54. Gather Support

21.3K 1.7K 119
                                    

My selfish pleasure that was not responsible...
Sometimes a feeling of everything being ruined...
Your precious gesture that you didn’t know when to stop...
Now it’s a feeling where there is no such inspiration or fun...
I’m alone on the edge of the precipice...
I’m going home...
And you are my home...

*

Alkins menarik Luna menuju salah satu kafe di lantai satu rumah sakit ini. Ia ingin berbicara secara khusus dengan Luna empat mata saja.

Berulang kali Luna melakukan perlawanan agar Alkins melepaskan genggaman tangannya namun usaha Luna sia-sianya. Tenaganya tidak sebanding dengan tenaga Alkins yang seorang pria dan nampaknya dipenuhi emosi.

Alkins memandang Luna dengan seksama. Memindai setiap jengkal perubahan yang terjadi pada Luna. Banyak sekali perubahan pada Luna sejak terakhir kali sejak Alkins melihat wanitanya di landasan udara. Saat itu Luna terlihat lemah, pucat dan tak berdaya. Hanya semangat dan cinta yang begitu besarlah yang masih tersirat saat itu.

Alkins menarik napas dalam. Ia sendiri bingung mau mulai dari mana dan bagaimana  harus membangun percakapan di tengah keterdiaman mereka.

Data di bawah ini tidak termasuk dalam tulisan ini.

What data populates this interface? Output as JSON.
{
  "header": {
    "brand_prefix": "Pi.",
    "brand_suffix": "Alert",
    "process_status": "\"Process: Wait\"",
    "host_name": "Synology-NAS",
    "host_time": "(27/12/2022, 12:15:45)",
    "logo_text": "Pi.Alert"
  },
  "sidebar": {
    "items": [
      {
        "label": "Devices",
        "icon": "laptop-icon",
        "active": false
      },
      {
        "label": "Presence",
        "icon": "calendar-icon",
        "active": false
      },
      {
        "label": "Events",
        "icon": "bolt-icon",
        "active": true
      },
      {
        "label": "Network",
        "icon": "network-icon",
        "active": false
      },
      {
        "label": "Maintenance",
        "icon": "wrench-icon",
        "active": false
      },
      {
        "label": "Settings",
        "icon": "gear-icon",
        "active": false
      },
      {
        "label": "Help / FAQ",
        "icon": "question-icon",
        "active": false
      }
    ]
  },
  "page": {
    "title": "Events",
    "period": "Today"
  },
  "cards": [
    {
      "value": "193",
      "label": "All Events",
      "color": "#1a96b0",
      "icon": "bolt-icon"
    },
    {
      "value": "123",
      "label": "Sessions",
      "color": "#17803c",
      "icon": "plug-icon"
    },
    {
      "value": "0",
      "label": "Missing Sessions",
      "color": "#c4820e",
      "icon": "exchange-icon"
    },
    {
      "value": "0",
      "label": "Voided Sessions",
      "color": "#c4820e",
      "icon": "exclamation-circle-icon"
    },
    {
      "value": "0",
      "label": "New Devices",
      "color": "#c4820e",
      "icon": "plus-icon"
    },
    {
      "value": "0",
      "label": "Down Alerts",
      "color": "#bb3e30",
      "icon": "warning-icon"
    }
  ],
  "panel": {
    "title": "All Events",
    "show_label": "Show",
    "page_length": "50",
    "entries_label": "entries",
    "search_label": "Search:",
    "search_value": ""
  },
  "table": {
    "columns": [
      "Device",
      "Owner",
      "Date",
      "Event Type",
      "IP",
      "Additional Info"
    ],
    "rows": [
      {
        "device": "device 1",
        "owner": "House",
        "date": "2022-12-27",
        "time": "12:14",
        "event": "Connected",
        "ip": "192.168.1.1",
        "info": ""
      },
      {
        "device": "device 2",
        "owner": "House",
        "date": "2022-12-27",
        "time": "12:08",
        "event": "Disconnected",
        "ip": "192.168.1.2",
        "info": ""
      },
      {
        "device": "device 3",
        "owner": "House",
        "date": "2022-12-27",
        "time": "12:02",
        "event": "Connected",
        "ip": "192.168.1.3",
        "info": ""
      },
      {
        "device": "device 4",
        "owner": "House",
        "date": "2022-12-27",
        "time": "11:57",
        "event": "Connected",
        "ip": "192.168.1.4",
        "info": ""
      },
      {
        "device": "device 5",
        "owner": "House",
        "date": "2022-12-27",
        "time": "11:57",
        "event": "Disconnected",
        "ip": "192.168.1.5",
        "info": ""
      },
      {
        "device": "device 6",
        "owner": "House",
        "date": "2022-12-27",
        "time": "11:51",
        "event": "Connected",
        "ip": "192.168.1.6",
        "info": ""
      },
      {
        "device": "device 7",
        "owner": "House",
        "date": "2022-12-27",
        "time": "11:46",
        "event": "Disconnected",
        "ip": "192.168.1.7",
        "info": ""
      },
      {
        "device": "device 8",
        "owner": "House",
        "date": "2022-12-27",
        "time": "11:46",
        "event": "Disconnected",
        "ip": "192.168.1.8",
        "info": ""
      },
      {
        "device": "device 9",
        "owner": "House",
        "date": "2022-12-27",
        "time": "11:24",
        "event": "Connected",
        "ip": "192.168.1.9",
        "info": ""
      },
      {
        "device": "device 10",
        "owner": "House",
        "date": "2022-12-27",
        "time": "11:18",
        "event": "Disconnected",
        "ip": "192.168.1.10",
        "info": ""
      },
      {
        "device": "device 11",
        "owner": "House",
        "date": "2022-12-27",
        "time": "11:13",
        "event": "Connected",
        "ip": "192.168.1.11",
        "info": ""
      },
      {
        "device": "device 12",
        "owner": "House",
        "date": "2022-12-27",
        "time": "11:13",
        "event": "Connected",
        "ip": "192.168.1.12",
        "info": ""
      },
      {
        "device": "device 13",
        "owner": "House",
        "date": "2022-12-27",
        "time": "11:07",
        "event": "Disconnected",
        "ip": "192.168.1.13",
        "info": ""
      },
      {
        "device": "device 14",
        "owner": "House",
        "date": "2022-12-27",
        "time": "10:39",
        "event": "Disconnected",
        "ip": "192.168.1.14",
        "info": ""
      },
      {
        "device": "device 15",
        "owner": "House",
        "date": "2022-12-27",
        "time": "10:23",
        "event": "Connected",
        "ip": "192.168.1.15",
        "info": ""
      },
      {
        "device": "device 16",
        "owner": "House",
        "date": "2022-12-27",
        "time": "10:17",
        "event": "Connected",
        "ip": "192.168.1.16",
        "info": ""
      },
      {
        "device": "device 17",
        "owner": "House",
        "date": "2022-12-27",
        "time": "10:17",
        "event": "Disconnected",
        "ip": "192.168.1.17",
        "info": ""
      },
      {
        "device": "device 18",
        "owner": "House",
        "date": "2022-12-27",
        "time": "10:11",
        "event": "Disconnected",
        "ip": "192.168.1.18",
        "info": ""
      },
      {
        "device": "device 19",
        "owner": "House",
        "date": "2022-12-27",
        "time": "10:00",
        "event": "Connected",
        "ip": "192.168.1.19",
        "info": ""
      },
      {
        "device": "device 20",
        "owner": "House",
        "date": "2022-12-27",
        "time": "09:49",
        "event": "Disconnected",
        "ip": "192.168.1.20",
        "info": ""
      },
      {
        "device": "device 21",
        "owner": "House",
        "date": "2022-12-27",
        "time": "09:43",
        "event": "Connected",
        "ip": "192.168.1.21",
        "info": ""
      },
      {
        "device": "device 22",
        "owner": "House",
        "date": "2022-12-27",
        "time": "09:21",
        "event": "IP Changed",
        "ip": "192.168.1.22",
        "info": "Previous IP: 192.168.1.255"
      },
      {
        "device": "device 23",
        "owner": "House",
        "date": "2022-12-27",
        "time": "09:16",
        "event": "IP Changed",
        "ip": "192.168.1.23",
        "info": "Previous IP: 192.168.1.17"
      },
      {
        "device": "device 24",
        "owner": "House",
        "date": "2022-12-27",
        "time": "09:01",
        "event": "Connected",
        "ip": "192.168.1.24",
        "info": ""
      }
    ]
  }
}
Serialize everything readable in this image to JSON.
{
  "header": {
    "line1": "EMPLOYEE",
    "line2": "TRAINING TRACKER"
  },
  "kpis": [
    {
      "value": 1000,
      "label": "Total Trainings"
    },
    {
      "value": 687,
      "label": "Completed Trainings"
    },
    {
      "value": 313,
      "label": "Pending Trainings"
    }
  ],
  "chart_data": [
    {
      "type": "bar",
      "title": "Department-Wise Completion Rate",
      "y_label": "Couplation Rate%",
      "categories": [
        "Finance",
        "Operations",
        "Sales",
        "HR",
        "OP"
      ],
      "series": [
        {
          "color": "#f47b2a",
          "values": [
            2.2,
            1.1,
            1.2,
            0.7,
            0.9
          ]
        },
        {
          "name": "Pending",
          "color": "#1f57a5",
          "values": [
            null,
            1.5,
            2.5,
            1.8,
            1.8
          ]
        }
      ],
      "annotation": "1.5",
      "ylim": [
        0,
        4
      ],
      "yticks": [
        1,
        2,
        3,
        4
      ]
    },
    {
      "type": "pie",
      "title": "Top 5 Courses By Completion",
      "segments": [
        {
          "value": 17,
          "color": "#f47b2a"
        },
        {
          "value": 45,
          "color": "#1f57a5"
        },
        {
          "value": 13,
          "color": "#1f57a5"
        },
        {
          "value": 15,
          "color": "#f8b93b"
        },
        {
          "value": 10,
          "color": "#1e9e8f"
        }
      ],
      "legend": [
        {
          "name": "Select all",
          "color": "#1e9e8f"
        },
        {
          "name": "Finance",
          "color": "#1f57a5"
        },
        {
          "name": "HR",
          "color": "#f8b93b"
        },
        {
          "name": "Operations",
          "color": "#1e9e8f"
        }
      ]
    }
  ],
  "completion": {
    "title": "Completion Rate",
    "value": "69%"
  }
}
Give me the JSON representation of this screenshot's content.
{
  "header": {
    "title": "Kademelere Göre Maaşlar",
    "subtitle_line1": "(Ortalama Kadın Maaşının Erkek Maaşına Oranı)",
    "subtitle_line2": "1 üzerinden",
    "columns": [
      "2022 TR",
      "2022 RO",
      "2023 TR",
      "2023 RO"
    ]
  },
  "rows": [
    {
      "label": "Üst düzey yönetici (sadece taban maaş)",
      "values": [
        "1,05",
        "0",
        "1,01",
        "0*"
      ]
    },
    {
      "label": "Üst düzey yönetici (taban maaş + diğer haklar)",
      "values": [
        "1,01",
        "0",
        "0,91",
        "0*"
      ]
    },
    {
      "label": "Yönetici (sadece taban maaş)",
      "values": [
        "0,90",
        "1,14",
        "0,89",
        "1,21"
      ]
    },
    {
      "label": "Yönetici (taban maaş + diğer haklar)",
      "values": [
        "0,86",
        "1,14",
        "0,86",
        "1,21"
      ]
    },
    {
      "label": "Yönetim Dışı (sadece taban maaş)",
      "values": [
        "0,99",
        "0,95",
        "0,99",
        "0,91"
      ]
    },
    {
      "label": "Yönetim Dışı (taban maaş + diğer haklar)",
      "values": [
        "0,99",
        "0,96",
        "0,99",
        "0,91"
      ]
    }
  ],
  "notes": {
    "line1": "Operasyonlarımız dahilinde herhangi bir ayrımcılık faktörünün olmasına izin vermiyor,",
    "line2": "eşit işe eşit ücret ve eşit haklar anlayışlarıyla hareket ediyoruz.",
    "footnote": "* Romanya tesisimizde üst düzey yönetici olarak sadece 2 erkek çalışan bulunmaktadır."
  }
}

Dari dulu Luna yang selalu memulai semuanya jika mereka berbincang, bukan Alkins. Dan Alkins terbiasa dengan hal itu.

"Hmm..." Luna berdehem karena kesal didiamkan saja sehingga membuat Alkins berhenti menatap Luna dengan intens.

"Kalau kamu mau diam-diaman gini dan hanya mau melihat aku. Lebih baik aku kembali ke ruangan Dirga. Sepertinya dia sudah bangun. Karena urusanku saat ini hanya pada Dirga..." kata Luna memecah keheningan yang masih tercipta padahal Luna sudah berdehem tadi. Ia akan beranjak berdiri namun jemarinya ditahan oleh Alkins.

"Sunshine... Kamu cantik... As always..."

Luna berdecih lalu melipat tangannya di depan dada berusaha untuk tidak tersipu. Ia membuang muka ke arah kiri.

"Kamu hanya mau bilang itu...? Luar biasa sekali Tuan Alkins Samudera Aked yang terhormat... You're fucking insane..." bentak Luna kesal tanpa bisa ditahan.

"I'm sorry..." kata Alkins tulus. Hanya kalimat itu yang mampu keluar dari mulut Alkins. Ia masih memikirkan kalimat-kalimat yang harus ia katakan.

Luna menatap tidak percaya pada apa yang baru saja ia dengar.

"Dengar Al... Sudah aku maafkan..." Luna menjedah sebentar kalimatnya. Ia menatap Alkins dengan tatapan kesal dan muak. Bagaimana mungkin pria di depannya ini dapat bersikap sebegitu tenangnya. Sedangkan hati Luna sudah gundah gulana.

Luna menarik nafas dalam lalu ia mulai bicara lagi.
"Aku selalu memaafkan semua pria yang menyakitiku... Selalu... Jadi jangan meminta maaf lagi karena bagiku, kesalahan sebesar apapun selalu bisa dimaafkan. Tapi ingat, tidak untuk dilupakan... Kamu dan Kak Aaron sepertinya tidak ada bedanya... Just leave a wound in my heart." Luna sudah hampir menangis saat mengungkapkan perasaan terlukanya itu secara gamblang.

"I'm not him... And never be him... I didn't leave you because another woman." kata Alkins membela diri.

Luna menggeleng tidak percaya. Lelaki dan mulut manisnya memang selalu memuakkan. Ia lalu mengeluarkan beberapa lembar foto dari tas nya lalu melemperkan lembaran itu pada Alkins. Menunjukkan kepada Alkins bahwa ia tahu ada wanita lain di hubungan mereka. Ia benci hal itu. Sangat membenci orang ketiga perusak hubungan orang.

Alkins melihat dan tersenyum paham. Ia paham dengan situasi yang terjadi saat ini. 

"See...? You've destroyed my trust in you Al... You look so happy... And you know how about my condition in here...? Terrible." Suara Luna naik beberapa oktaf. Air mata Luna mulai berderai. Efek hormon kehamilan dan apa yang ia rasakan benar-benar meruntuhkan pertahanannya agar tidak menangis.